6/16/2013

Bay Colony Shakespeare Company's "Hamlet": To See or Not to See

Is there something rotten in the town of Hanover? Or dare one hope that a fledgling theatrical company is successful in presenting its first production of Shakespeare at their new home, Laura’s Center for the Arts Theater at the Hanover Emilson YMCA? ‘Tis a mouthful, but also ‘tis a collaboration devoutly to be wished. But a truly professional production at a venue in the burbs? While it’s true that there are more things in heaven and earth than are dreamt of, it’s also often true that regional companies attempting Shakespeare (especially “Hamlet”, his longest and arguably most popular work) are more matter with less art, with soaring thoughts remaining below. Not so with this production of the four hundred year old tragedy, by the Bay Colony Shakespeare Company. What a piece of work is this “Hamlet”!   Doubt truth to be a liar, but never doubt one’s admiration for this company, nor doubt whether to see or not to see it. This is an exciting new beginning for a company with great promise that is already delivering on that promise, at extraordinarily low ticket prices, given such an amazing ensemble of actors.
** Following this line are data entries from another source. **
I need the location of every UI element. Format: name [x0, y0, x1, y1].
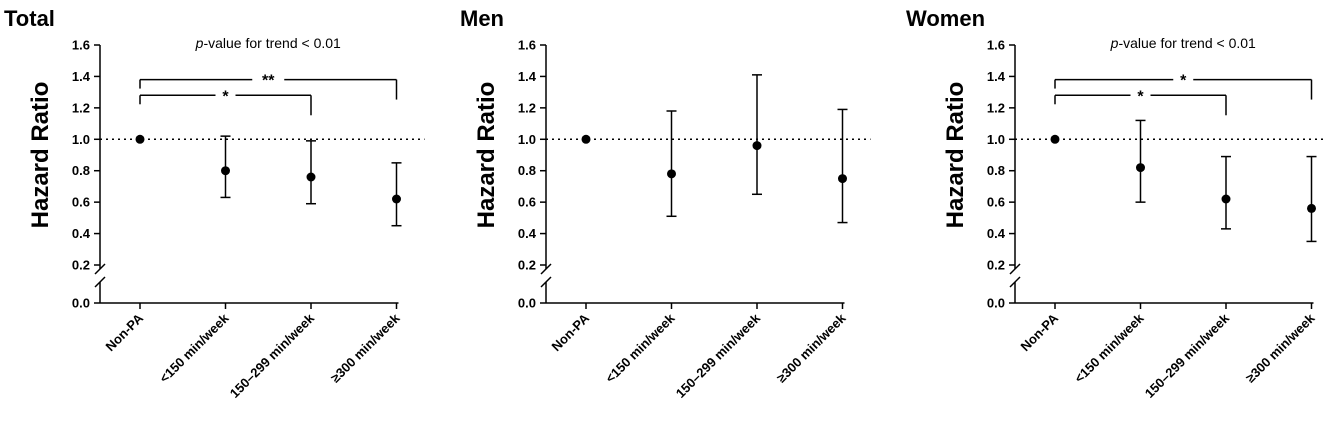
trend-annotation-text: -value for trend < 0.01 — [1118, 35, 1256, 51]
y-tick-label: 0.8 — [987, 163, 1005, 178]
data-point — [306, 172, 316, 182]
trend-p-symbol: p — [195, 35, 204, 51]
x-tick-label: <150 min/week — [602, 310, 678, 386]
y-tick-label: 1.2 — [987, 100, 1005, 115]
y-axis-label: Hazard Ratio — [473, 82, 500, 229]
x-tick-label: Non-PA — [548, 310, 592, 354]
x-tick-label: <150 min/week — [156, 310, 232, 386]
data-point — [135, 134, 145, 144]
axis-break-mark — [94, 263, 106, 275]
x-tick-label: 150–299 min/week — [673, 310, 764, 401]
panel-title: Total — [4, 6, 55, 31]
trend-annotation-text: -value for trend < 0.01 — [203, 35, 341, 51]
axis-break-mark — [540, 276, 552, 288]
significance-label: * — [222, 88, 229, 105]
x-tick-label: Non-PA — [1017, 310, 1061, 354]
data-point — [667, 169, 676, 179]
data-point — [392, 194, 401, 204]
data-point — [581, 134, 591, 144]
y-axis-label: Hazard Ratio — [942, 82, 969, 229]
chart-panel-0: Total Hazard Ratio 0.0 0.2 0.4 0.6 0.8 1.0 1.2 1.… — [4, 6, 425, 401]
y-tick-label: 0.8 — [72, 163, 90, 178]
significance-label: * — [1137, 88, 1144, 105]
data-point — [1050, 134, 1060, 144]
panel-title: Women — [906, 6, 985, 31]
data-point — [1221, 194, 1231, 204]
y-tick-label: 1.6 — [987, 38, 1005, 53]
data-point — [1136, 163, 1145, 173]
data-point — [752, 141, 762, 151]
data-point — [221, 166, 230, 176]
chart-panel-2: Women Hazard Ratio 0.0 0.2 0.4 0.6 0.8 1.0 1.2 1.… — [906, 6, 1325, 401]
trend-annotation: p-value for trend < 0.01 — [1110, 35, 1256, 51]
y-tick-label: 1.0 — [518, 132, 536, 147]
trend-annotation: p-value for trend < 0.01 — [195, 35, 341, 51]
y-tick-label: 0.6 — [518, 195, 536, 210]
x-tick-label: 150–299 min/week — [227, 310, 318, 401]
data-point — [838, 174, 847, 184]
axis-break-mark — [540, 263, 552, 275]
x-tick-label: <150 min/week — [1071, 310, 1147, 386]
y-tick-label: 1.4 — [518, 69, 537, 84]
axis-break-mark — [1009, 263, 1021, 275]
y-tick-label: 0.0 — [72, 296, 90, 311]
data-point — [1307, 203, 1316, 213]
y-tick-label: 0.0 — [518, 296, 536, 311]
x-tick-label: ≥300 min/week — [1243, 310, 1318, 385]
y-tick-label: 1.6 — [518, 38, 536, 53]
significance-label: ** — [262, 73, 275, 90]
axis-break-mark — [94, 276, 106, 288]
y-tick-label: 0.2 — [72, 258, 90, 273]
y-tick-label: 1.0 — [987, 132, 1005, 147]
axis-break-mark — [1009, 276, 1021, 288]
y-tick-label: 0.8 — [518, 163, 536, 178]
y-tick-label: 0.2 — [987, 258, 1005, 273]
y-tick-label: 1.4 — [987, 69, 1006, 84]
y-tick-label: 0.6 — [987, 195, 1005, 210]
trend-p-symbol: p — [1110, 35, 1119, 51]
y-axis-label: Hazard Ratio — [27, 82, 54, 229]
significance-label: * — [1180, 73, 1187, 90]
y-tick-label: 0.0 — [987, 296, 1005, 311]
y-tick-label: 0.4 — [987, 226, 1006, 241]
y-tick-label: 1.2 — [518, 100, 536, 115]
chart-panel-1: Men Hazard Ratio 0.0 0.2 0.4 0.6 0.8 1.0 1.2 1.4 1… — [460, 6, 871, 401]
x-tick-label: Non-PA — [102, 310, 146, 354]
x-tick-label: ≥300 min/week — [774, 310, 849, 385]
y-tick-label: 1.0 — [72, 132, 90, 147]
x-tick-label: ≥300 min/week — [328, 310, 403, 385]
panel-title: Men — [460, 6, 504, 31]
x-tick-label: 150–299 min/week — [1142, 310, 1233, 401]
y-tick-label: 1.6 — [72, 38, 90, 53]
y-tick-label: 0.6 — [72, 195, 90, 210]
y-tick-label: 1.2 — [72, 100, 90, 115]
y-tick-label: 0.2 — [518, 258, 536, 273]
y-tick-label: 1.4 — [72, 69, 91, 84]
y-tick-label: 0.4 — [72, 226, 91, 241]
y-tick-label: 0.4 — [518, 226, 537, 241]
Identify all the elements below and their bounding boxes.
This above all, to their own selves they’re true, and so it follows that their acting couldn’t be false to any theatergoer. As is so often true of ensembles, when good actors come, they come in battalions. This version of the play stars Neil McGarry (who is also the Producing Artistic Director of the company) in the title role, in an exhilaratingly athletic performance. Jessica Webb is his Ophelia (very believably deranged), with Dana Block as Gertrude (and frailty never named this woman), Ron Lacey as both Claudius and the Ghost (and a 2012 Elliot Norton Award nominee, a little more than kin and way less than kind), Bill Salem as a very animated Polonius, James Bocock as an engaging Laertes, and Omar Robinson as Horatio (another 2012 Elliot Norton Award nominee). The rest of the cast (with several excellent current or recent Boston Conservatory students) includes David Frank (as Player King/Francisco/Gravedigger), Lydia Barnett-Mulligan as Rosencrantz/ Osric (and especially good as the latter), Mike Maloney (as Guildenstern/Fortinbras), Emily Shankman (as Marcellus/
Player Queen/Gentlewoman), Paige Berkovitz as Voltemand/Player Lucianus/Gravedigger), Jonathan Luke Stevens (with great stage presence as Reynaldo/Player/Sergeant/Pallbearer), and Alexis Scheer (as Bernardo/Messenger/Captain/Priest). As superbly directed by Christopher James Webb, they’re all to the Shakespearean manner born. His ingenious use of multiple adjunct playing spaces is wonderfully creative. In action how like an angel it is, including the swordplay and the staging of his barefoot Hamlet‘s famous soliloquy, which won’t be revealed here.

This “Hamlet” is no indecisive portrait, but an intentionally politically centered one. With a play so frequently performed and a plot so universally familiar but by no means vulgar (and inspiring other works too numerous to mention, even including an animated Disney version in “The Lion King”), one’s critique of any production might struggle to refrain from comparisons to earlier incarnations that are the stuff of legend. Yet, as Shakespeare puts it in the play in question, one must be cruel, only to be kind; at least, one must be as objective as possible, primarily about the venue itself. The performance space is filled with hard surfaces, such as a concrete floor, which make for serious auditory challenges, where words fly up, sometimes never to return. In the end, though, the play’s the thing, wherein they catch the conscience of an audience. And speaking of ends, one could be forgiven for praying that one’s too, too solid flesh would melt, thaw and resolve itself into a dew, considering the length of the work (an abridged, nonetheless daunting, three and a quarter hours, alleviated by truly comfortable chairs). That aside, since brevity is the soul of wit, let it simply be said: neither a borrower nor a lender be, but get thee, not to a nunnery, but to the Hanover YMCA, and somehow procure a ticket. What memories to carry into sleep, perchance to dream, and what pictures to recall that are so imprinted on one’s mind! Goodnight, sweet imprints, and flights of angels sing thee to thy rest, for that sound you hear will be the overwhelmingly enthusiastic response of the audience, as well as a celebration of all that‘s right in the town of Hanover; the rest is silence.